I wonder at times if we have forgotten that the human condition involves pain and suffering. Do we sometimes place our hope and trust in the gods of science and medicine, forgetting that only God can save us from suffering and death? Have we lost sight of the fact that as co-creators with God, we are meant to use human reason, with creation and the laws of nature, to improve the human condition through science and medicine — but in no way are they to take the place of God's redeeming love and the ultimate destiny of humankind, eternal life?

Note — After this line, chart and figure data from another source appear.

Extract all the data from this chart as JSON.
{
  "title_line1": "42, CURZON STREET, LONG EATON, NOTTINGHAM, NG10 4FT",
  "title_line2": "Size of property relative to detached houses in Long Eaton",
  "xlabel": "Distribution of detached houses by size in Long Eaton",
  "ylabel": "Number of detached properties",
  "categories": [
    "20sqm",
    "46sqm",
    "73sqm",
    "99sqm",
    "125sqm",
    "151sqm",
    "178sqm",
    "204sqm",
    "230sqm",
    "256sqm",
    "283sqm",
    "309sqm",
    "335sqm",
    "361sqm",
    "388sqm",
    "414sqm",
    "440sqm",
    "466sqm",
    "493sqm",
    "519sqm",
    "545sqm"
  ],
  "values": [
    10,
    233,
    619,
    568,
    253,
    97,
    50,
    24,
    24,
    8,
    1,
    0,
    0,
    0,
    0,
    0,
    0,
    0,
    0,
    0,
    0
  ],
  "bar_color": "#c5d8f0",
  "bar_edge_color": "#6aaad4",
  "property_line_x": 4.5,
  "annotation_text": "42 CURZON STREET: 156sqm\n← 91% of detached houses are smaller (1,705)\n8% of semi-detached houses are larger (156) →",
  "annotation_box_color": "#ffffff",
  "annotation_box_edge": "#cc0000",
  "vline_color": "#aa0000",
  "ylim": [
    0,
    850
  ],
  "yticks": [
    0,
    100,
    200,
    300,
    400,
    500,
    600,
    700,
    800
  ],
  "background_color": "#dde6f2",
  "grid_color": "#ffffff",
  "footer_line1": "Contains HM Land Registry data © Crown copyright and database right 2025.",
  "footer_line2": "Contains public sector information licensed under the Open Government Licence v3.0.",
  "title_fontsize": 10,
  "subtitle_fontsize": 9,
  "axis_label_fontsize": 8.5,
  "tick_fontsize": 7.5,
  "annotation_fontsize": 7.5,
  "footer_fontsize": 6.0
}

The contribution Catholic health care can bring to this puzzle of drugs as both healer and harmer lies in our foundational beliefs: We share in the Incarnation. We manifest God's redemptive love and mercy when we are willing to enter into others' pain, suffering and death, precisely because Jesus did. We also believe the mystery of the Incarnation invites us to enter the paschal mystery. Through embracing the human condition, including suffering and death, we enter into the mystery of living and dying with Jesus, which means we also will share in his resurrection and eternal life.

BRIAN SMITH, MS, MA, MDiv, is senior director, mission integration and leadership formation, the Catholic Health Association, St. Louis.


  1. Merriam-Webster Dictionary online, s.v. "medicine," https://www.merriam-webster.com/dictionary/medicine.
  2. Merriam-Webster Dictionary online, s.v. "drug," https://www.merriam-webster.com/dictionary/drug.
  3. Merriam-Webster Dictionary online, s.v. "drug."
  4. Federal Food, Drug and Cosmetic Act, Title 21, Chapter 9, subchapter II, section 329 (g)(1). http://uscode.house.gov/view.xhtml?req=granuleid:USC-prelim-title21-section321&num=0&edition=prelim.
  5. United States Conference of Catholic Bishops, Ethical and Religious Directives for Catholic Health Care Services, 5th ed. (Washington, D.C.: USCCB, 2009) no. 56.
  6. ERDs, Part Three, "The Professional-Patient Relationship," Introduction.
  7. ERDs, Part Five, "Issues in Care for the Seriously Ill and Dying," Introduction.